Faisant un effort supplémentaire qui lui coûte, Edmond tourne la tête de côté.
C’est alors, et seulement alors, qu’il aperçoit sur le sol deux singes verts
qui se bidonnent à côté de son pichet de sangria presque vide. Edmond veut
éloigner ses lointains cousins de sa source d’inspiration mais son avant-bras
refuse d’obéir à son cerveau. Idem pour sa mâchoire trop lourde et sa langue
trop épaisse qui ne peuvent articuler de « Wouche ! Wouche ! »

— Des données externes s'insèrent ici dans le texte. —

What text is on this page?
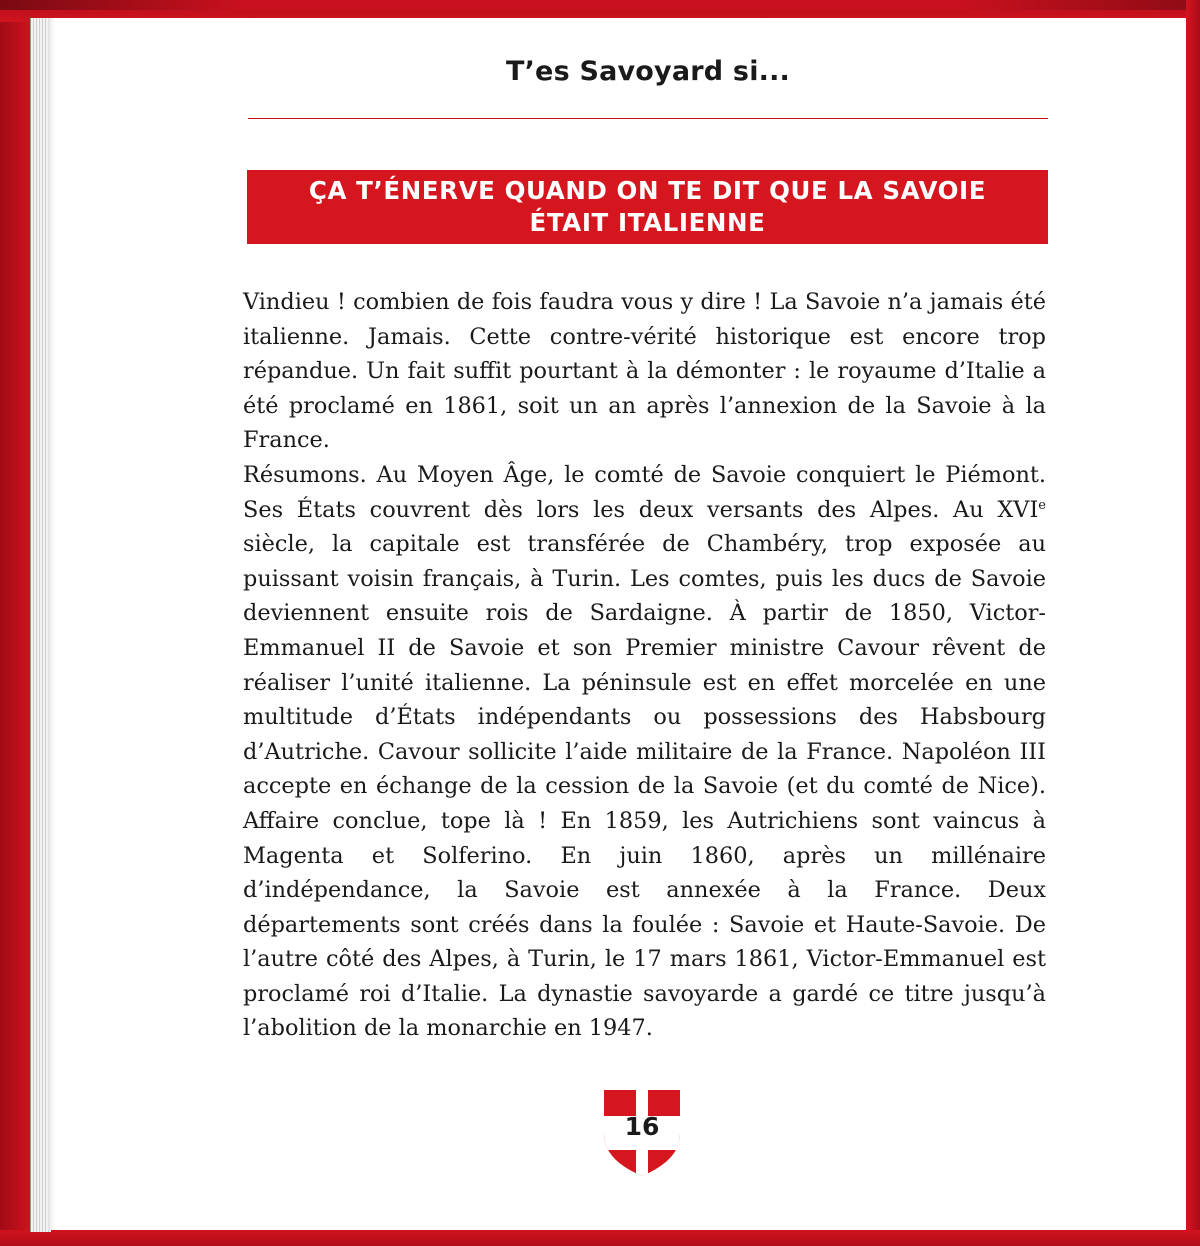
T’es Savoyard si...
ÇA T’ÉNERVE QUAND ON TE DIT QUE LA SAVOIE
ÉTAIT ITALIENNE

Vindieu ! combien de fois faudra vous y dire ! La Savoie n’a jamais été italienne. Jamais. Cette contre-vérité historique est encore trop répandue. Un fait suffit pourtant à la démonter : le royaume d’Italie a été proclamé en 1861, soit un an après l’annexion de la Savoie à la France.

Résumons. Au Moyen Âge, le comté de Savoie conquiert le Piémont. Ses États couvrent dès lors les deux versants des Alpes. Au XVIe siècle, la capitale est transférée de Chambéry, trop exposée au puissant voisin français, à Turin. Les comtes, puis les ducs de Savoie deviennent ensuite rois de Sardaigne. À partir de 1850, Victor-Emmanuel II de Savoie et son Premier ministre Cavour rêvent de réaliser l’unité italienne. La péninsule est en effet morcelée en une multitude d’États indépendants ou possessions des Habsbourg d’Autriche. Cavour sollicite l’aide militaire de la France. Napoléon III accepte en échange de la cession de la Savoie (et du comté de Nice). Affaire conclue, tope là ! En 1859, les Autrichiens sont vaincus à Magenta et Solferino. En juin 1860, après un millénaire d’indépendance, la Savoie est annexée à la France. Deux départements sont créés dans la foulée : Savoie et Haute-Savoie. De l’autre côté des Alpes, à Turin, le 17 mars 1861, Victor-Emmanuel est proclamé roi d’Italie. La dynastie savoyarde a gardé ce titre jusqu’à l’abolition de la monarchie en 1947.

16
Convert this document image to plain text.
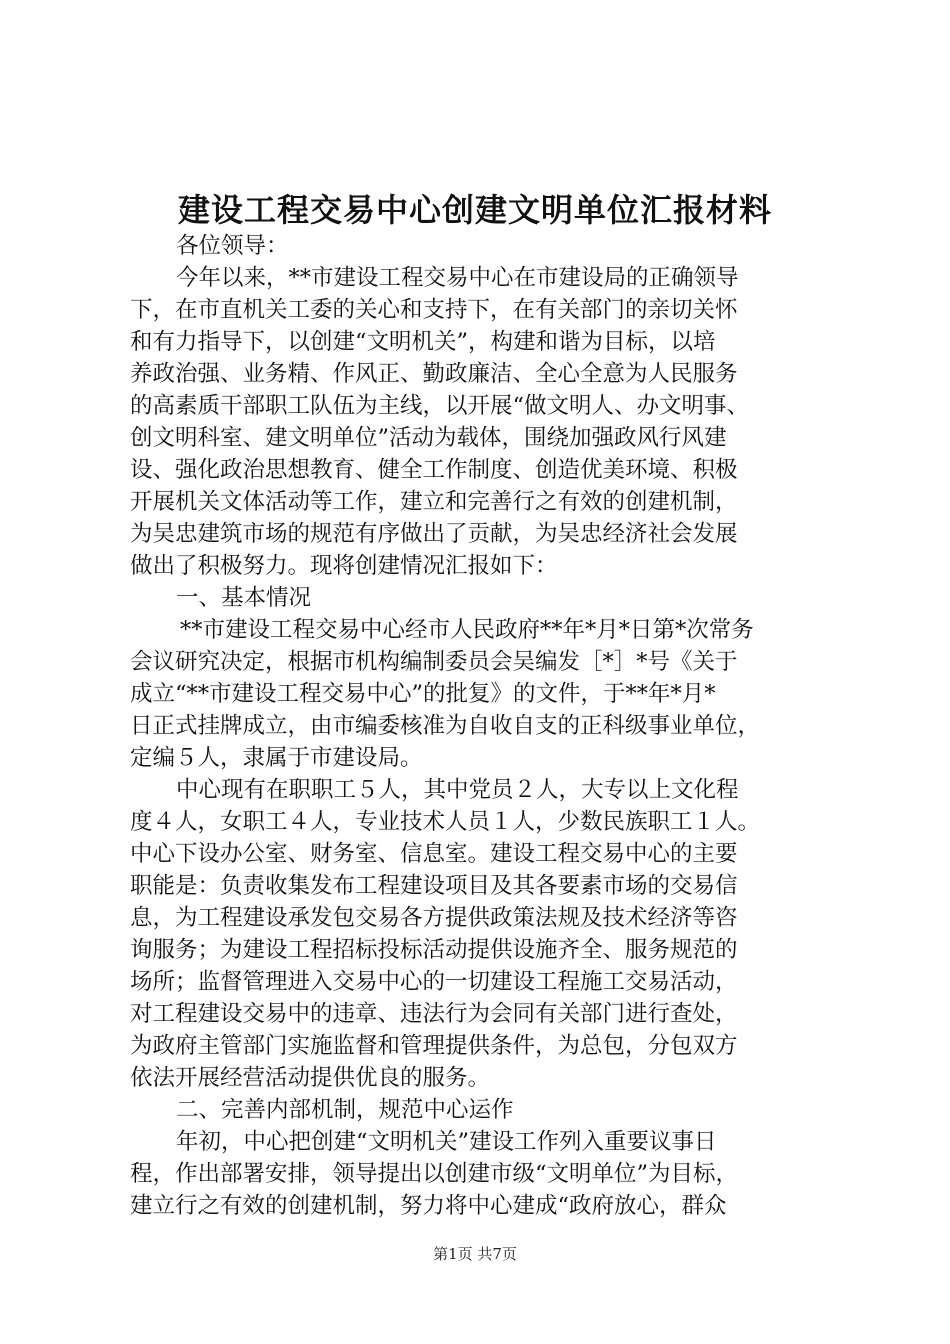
建设工程交易中心创建文明单位汇报材料
各位领导：
今年以来，**市建设工程交易中心在市建设局的正确领导
下，在市直机关工委的关心和支持下，在有关部门的亲切关怀
和有力指导下，以创建“文明机关”，构建和谐为目标，以培
养政治强、业务精、作风正、勤政廉洁、全心全意为人民服务
的高素质干部职工队伍为主线，以开展“做文明人、办文明事、
创文明科室、建文明单位”活动为载体，围绕加强政风行风建
设、强化政治思想教育、健全工作制度、创造优美环境、积极
开展机关文体活动等工作，建立和完善行之有效的创建机制，
为吴忠建筑市场的规范有序做出了贡献，为吴忠经济社会发展
做出了积极努力。现将创建情况汇报如下：
一、基本情况
**市建设工程交易中心经市人民政府**年*月*日第*次常务
会议研究决定，根据市机构编制委员会吴编发［*］*号《关于
成立“**市建设工程交易中心”的批复》的文件，于**年*月*
日正式挂牌成立，由市编委核准为自收自支的正科级事业单位，
定编５人，隶属于市建设局。
中心现有在职职工５人，其中党员２人，大专以上文化程
度４人，女职工４人，专业技术人员１人，少数民族职工１人。
中心下设办公室、财务室、信息室。建设工程交易中心的主要
职能是：负责收集发布工程建设项目及其各要素市场的交易信
息，为工程建设承发包交易各方提供政策法规及技术经济等咨
询服务；为建设工程招标投标活动提供设施齐全、服务规范的
场所；监督管理进入交易中心的一切建设工程施工交易活动，
对工程建设交易中的违章、违法行为会同有关部门进行查处，
为政府主管部门实施监督和管理提供条件，为总包，分包双方
依法开展经营活动提供优良的服务。
二、完善内部机制，规范中心运作
年初，中心把创建“文明机关”建设工作列入重要议事日
程，作出部署安排，领导提出以创建市级“文明单位”为目标，
建立行之有效的创建机制，努力将中心建成“政府放心，群众
第1页 共7页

québécois. Les macaques prennent la paralysie d’Edmond pour un silence et,
sachant comme tout un chacun que « qui
ne dit mot consent », de plus belle ils continuent à brailler.
Edmond
était encore en train de maudire intérieurement l’engeance animale coupable
d’avoir si brutalement interrompu son processus introspectif, quand retentit
dans tout Malakar, mais surtout dans sa pauvre tête, l’appel à la prière du
soir clamé par les puissants haut-parleurs juchés au faîte des minarets
environnants. Le muezzin synthétique achève de dégriser notre homme, qui se
rappelle soudain l’ultimatum du cadi. Prenant son courage à deux mains, de même
que le dessus de la table pour mettre en pratique l’effet de levier
d’Archimède, Edmond se lève. Il fait un pas, le gauche. Son pied heurte un
basket droit Nike Air Max Light
pointure 12, ce qui entraîne la chute de notre homme. Au moment où sa tête
heurte le sol, notre Hercule Poivrot québécois comprend ce qui se passe, ce qui
s’est passé et ce qui se passera s’il ne se relève pas rapidement. Face à
d’aussi importantes découvertes, d’antiques savants avaient laissé s’échapper
un « Eureka » ou un « Gravitas gravitatum » (traduction
libre : Tout n’est que gravité). L’humble Edmond se contente lui de
laisser un long « Tabaaaaaarnak » s’échapper de son orifice buccal
déshydraté.
Boucar,
qui s’était retourné au bruit de la chute du corps d’Edmond, constate en un
clin d’œil que son client s’apprête à quitter son établissement sans payer.
Calmement, mais fermement, il vient aider Edmond à se relever et, surtout, à
acquitter le prix de son vice éthylique. Edmond lui met plusieurs gros billets
dans les mains – combien ? il ne put jamais le dire, mais encore aujourd’hui,
Boucar parle de cet après-midi-là comme du deuxième plus beau moment de sa vie,
le premier ayant été le départ de sa femme. Donc Edmond acquitte donc
l’addition, ramasse le basket rouge et part en courant – en fait, en titubant –
sans demander son reste, c’est-à-dire la monnaie de ses billets. Sur la rue,
plusieurs autos s’immobilisent à son passage car notre homme s’avance en criant
à tue-tête « Cadi ! Cadi ! »
La
suite, vous le devinez bien, va se dérouler devant le cadi au tribunal
islamique du quartier. Mais pour la connaitre, vous devrez d’abord faire comme
moi et attendre, à genoux sur votre tapis, la fin de la prière du soir.